Berangkat dari realitas sejarah bahwa selama kurang lebih 32 tahun negeri ini telah dikuasai oleh rezim otoriter, sehingga rakyat kebanyakan dibungkam hak-haknya untuk berekspresi, berpendapat, berkumpul, apalagi mengaktualisasikan ide-idenya dalam gerakan perjuangan. NU sebagai bagian integral dari rakyat Indonesia yang mayoritas hidup di pedesaan dalam tradisi pesantren juga telah dimatikan peran politik keumatan dan kebangsaannya.
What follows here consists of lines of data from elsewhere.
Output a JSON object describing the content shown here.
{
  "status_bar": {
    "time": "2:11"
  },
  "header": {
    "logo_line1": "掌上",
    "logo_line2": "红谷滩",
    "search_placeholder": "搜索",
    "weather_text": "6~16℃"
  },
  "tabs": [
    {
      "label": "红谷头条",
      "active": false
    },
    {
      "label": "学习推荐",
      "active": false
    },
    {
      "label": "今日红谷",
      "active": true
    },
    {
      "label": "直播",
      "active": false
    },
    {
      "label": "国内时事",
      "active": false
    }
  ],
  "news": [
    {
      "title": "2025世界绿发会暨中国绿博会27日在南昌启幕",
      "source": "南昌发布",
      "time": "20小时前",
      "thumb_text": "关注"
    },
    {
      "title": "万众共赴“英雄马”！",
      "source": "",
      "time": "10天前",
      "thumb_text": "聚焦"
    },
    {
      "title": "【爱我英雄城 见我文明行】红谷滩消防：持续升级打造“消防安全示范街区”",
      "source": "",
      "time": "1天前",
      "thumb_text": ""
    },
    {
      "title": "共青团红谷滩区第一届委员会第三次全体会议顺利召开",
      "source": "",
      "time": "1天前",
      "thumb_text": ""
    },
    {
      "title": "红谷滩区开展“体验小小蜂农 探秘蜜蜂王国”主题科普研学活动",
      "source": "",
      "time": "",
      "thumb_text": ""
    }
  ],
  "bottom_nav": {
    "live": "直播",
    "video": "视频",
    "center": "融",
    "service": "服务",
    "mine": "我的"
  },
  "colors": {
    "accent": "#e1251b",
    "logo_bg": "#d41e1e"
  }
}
Maka, momentum reformasi menjadi titik awal kaum ’sarungan’ untuk bangkit kembali dengan didirikannya Partai Kebangkitan Bangsa (PKB) oleh para ulama kharismatik pada 23 Juli 1998. Jejak para ulama inilah yang telah membangkitkan semangat Gus Yusuf untuk mengabdikan tenaga dan pikirannya dalam perjuangan politiknya melalui Partai Kebangkitan Bangsa.
Politik bagi Gus Yusuf adalah sebagaimana makna politik dalam Islam. Dalam Islam politik disebut dengan istilah Siyasyah (Indonesia: siasat), tapi siasat di sini adalah dalam makna positif. Siasat dijalankan adalah dalam kerangka memenuhi kemaslahatan, bukan kemadlaratan. Ini sesuai dengan kaidah fiqih "tasharruf al-imam 'ala al-ra'iyyah manut bil maslahah" (kebijakan penguasa politik yang diberlakukan untuk warga Negara harus berorientasi pada kemaslahatan atau kesejahteraan umat).
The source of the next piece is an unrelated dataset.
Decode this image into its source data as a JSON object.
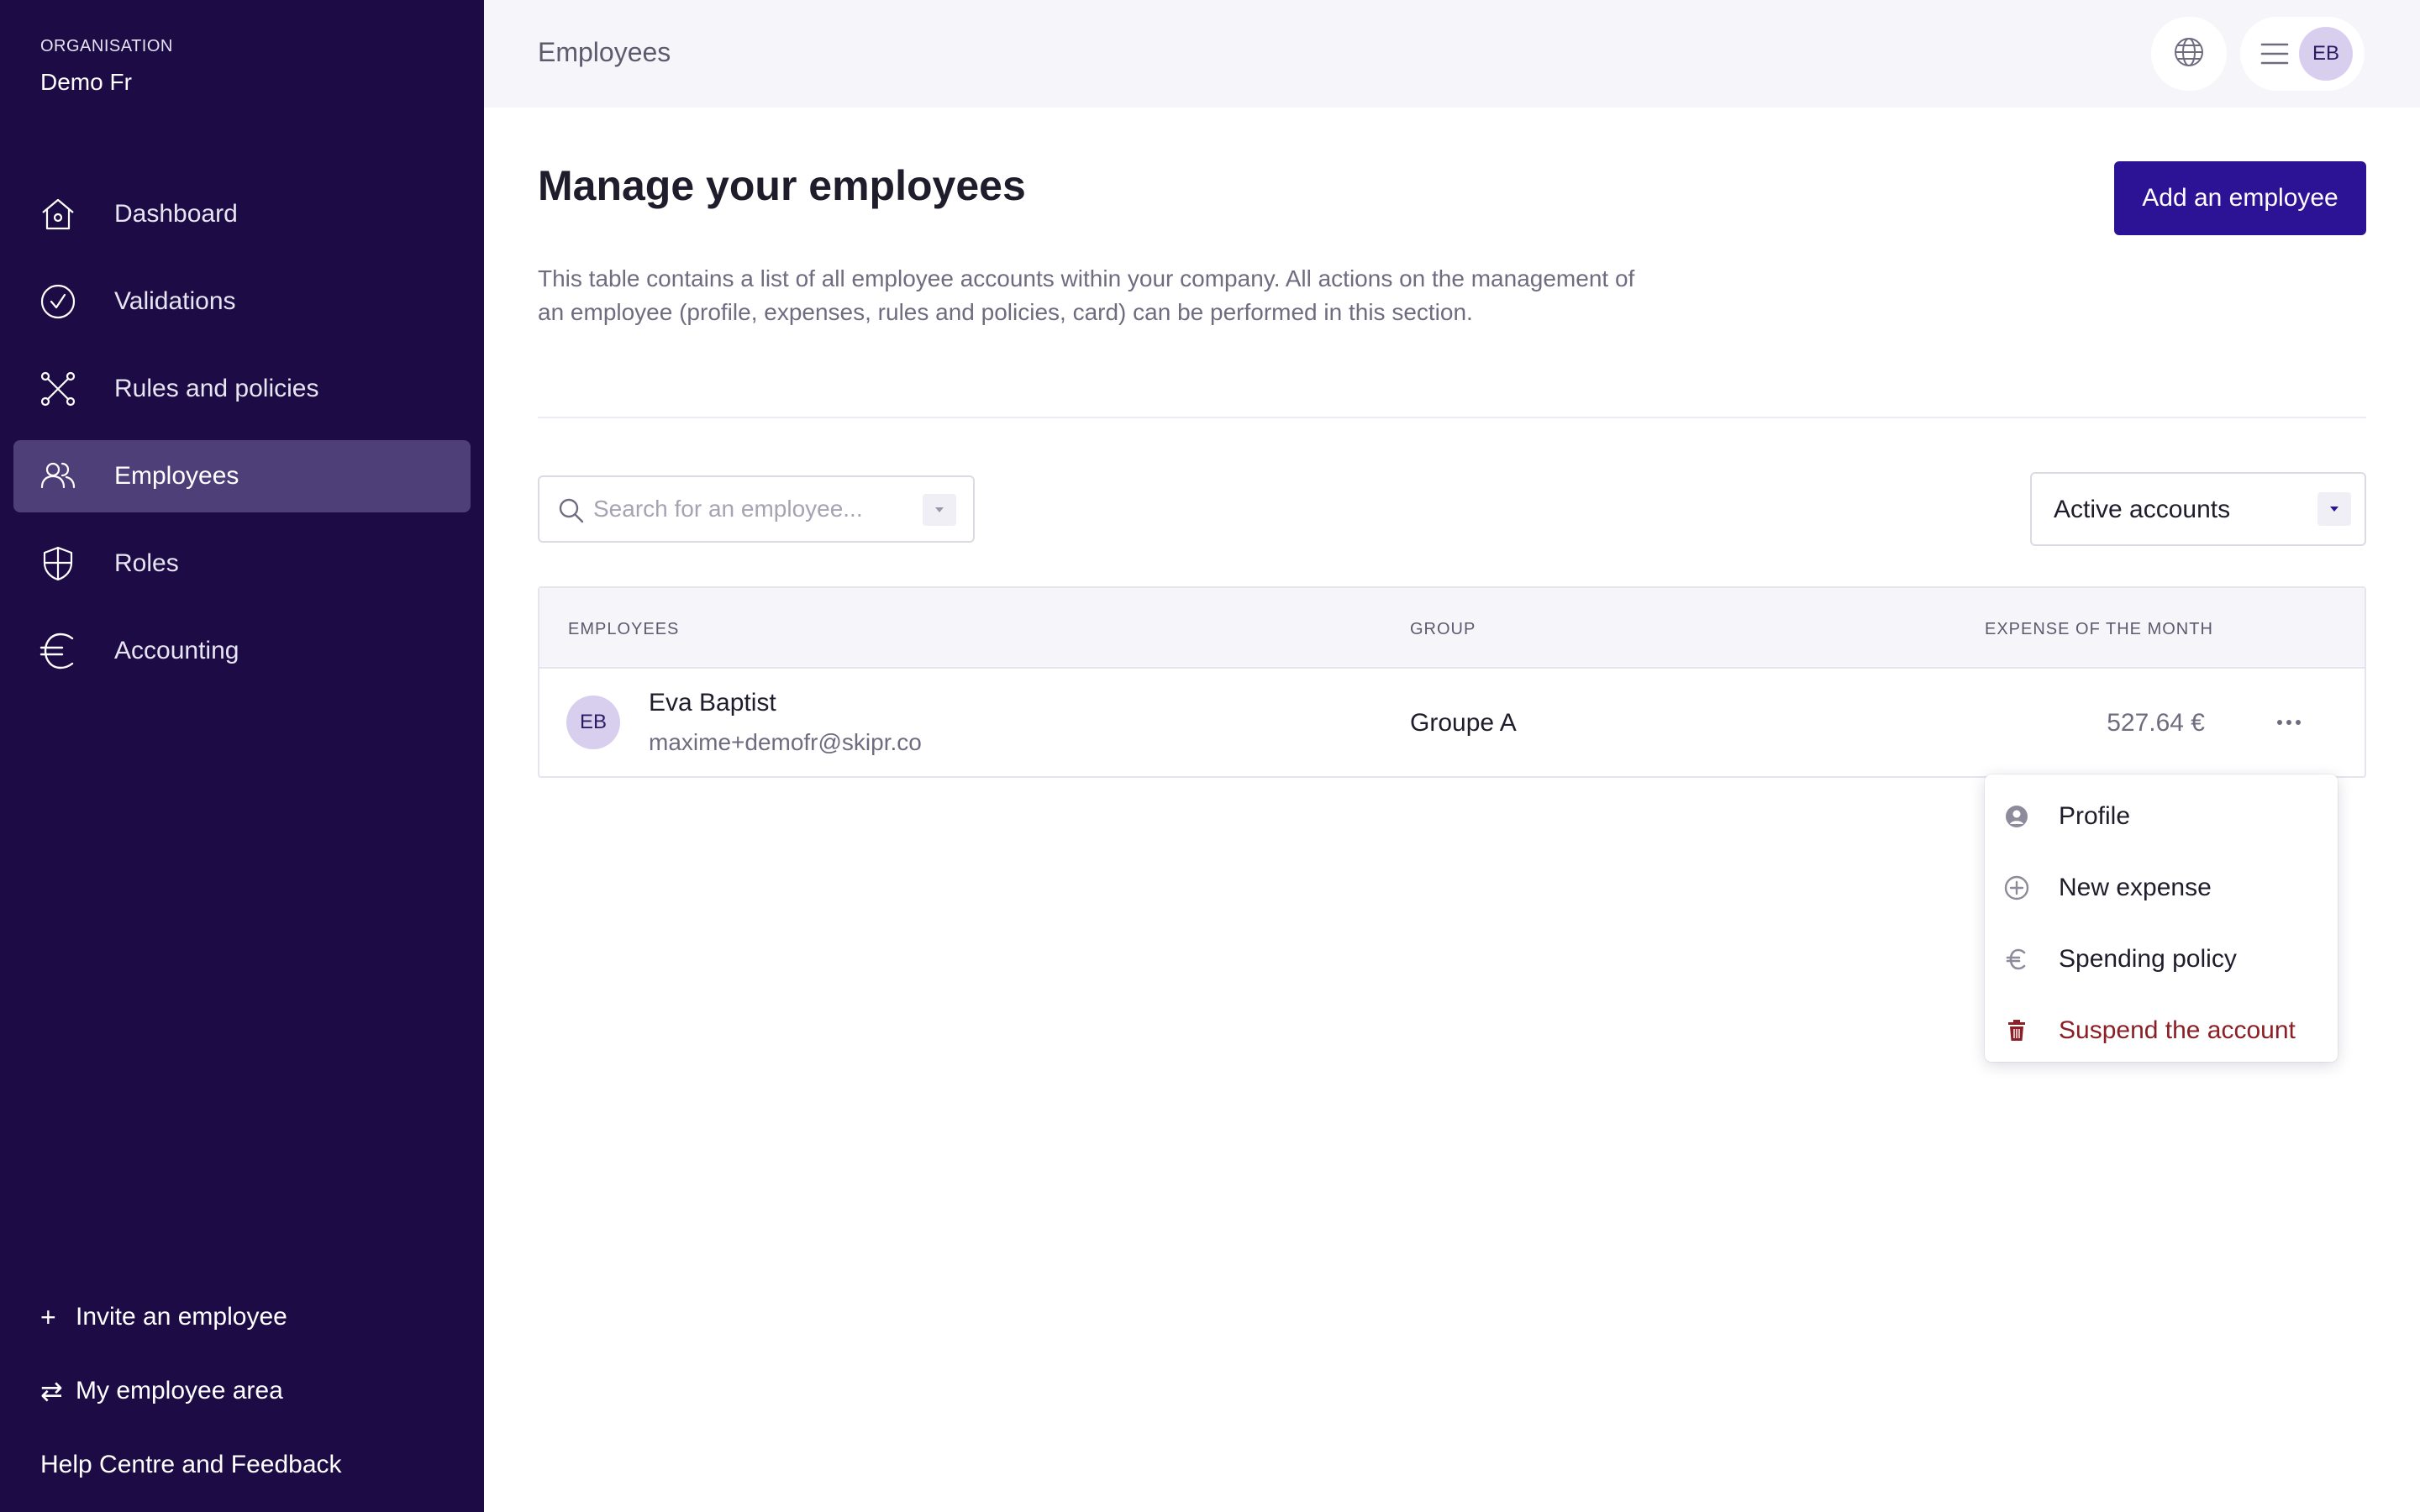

Gus Yusuf menemukan makna perjuangan politik di atas dalam Partai Kebangkitan Bangsa, karena PKB memiliki kriteria tentang kesejahteraan umat (al-maslahah al-'ammah), yaitu: (1) kemaslahatn itu bersifat esensial: kepentingan yang secara praksis-operasional mampu mewujudkan kesejahteraan umum dan mencegah timbulnya kerusakan; (2) maslahah itu ditujukan untuk kepentingan rakyat banyak, bukan semata-mata individu; dan (3) maslahah itu tidak bertentangan dengan ketentuan atau dalil-dalil umum atau nash.
Selain kriteria kesejahteraan umat di atas, yang menjadikan Gus Yusuf ’se-hati’ dengan cita-cita politik PKB adalah kandungan mabda’ siyasy (prinsip-prinsip dasar politik) PKB, yakni menjamin hak-hak dasar rakyat yang harus dipenuhi oleh kebijakan pemerintah. Hak-hak dasar tersebut adalah: (1) kebebasan beragama atau mempertahankan keyakinan (hifz ad-din), sebagaimana dijamin dalam UUD 45; (2) keselamatan jiwa atau fisik dari tindakan di luar ketentuan hukum (hifz an-nafs); (3) keselamatan atau kelangsungan hidup keturunan atau keluarga (hifz an-nasl); (4) keamanan harta benda atau hak milik pribadi (hifz al-mal); dan (5) kebebasan berpendapat dan berekspresi (hifz al-'aql).
Mengembalikan Kedekatan PKB dengan Basis
Prinsip-prinsip perjuangan di ataslah yang menjadikan Gus Yusuf sampai hari ini masih mencurahkan tenaga dan gagasan-gagasannya di partai yang dilahirkan oleh Ormas Islam terbesar (NU) ini. Kiprahnya di dunia politik semata-mata dimaknai sebagai manifestasi diri sebagai insan yang mempunyai tanggung jawab untuk menjaga dan memperjuangkan keharmonisan dan keadilan dalam menata hidup secara kolektif. Beliau tidak pernah sama sekali berkeinginan untuk menjadi anggota legislatif atau bahkan kepala daerah.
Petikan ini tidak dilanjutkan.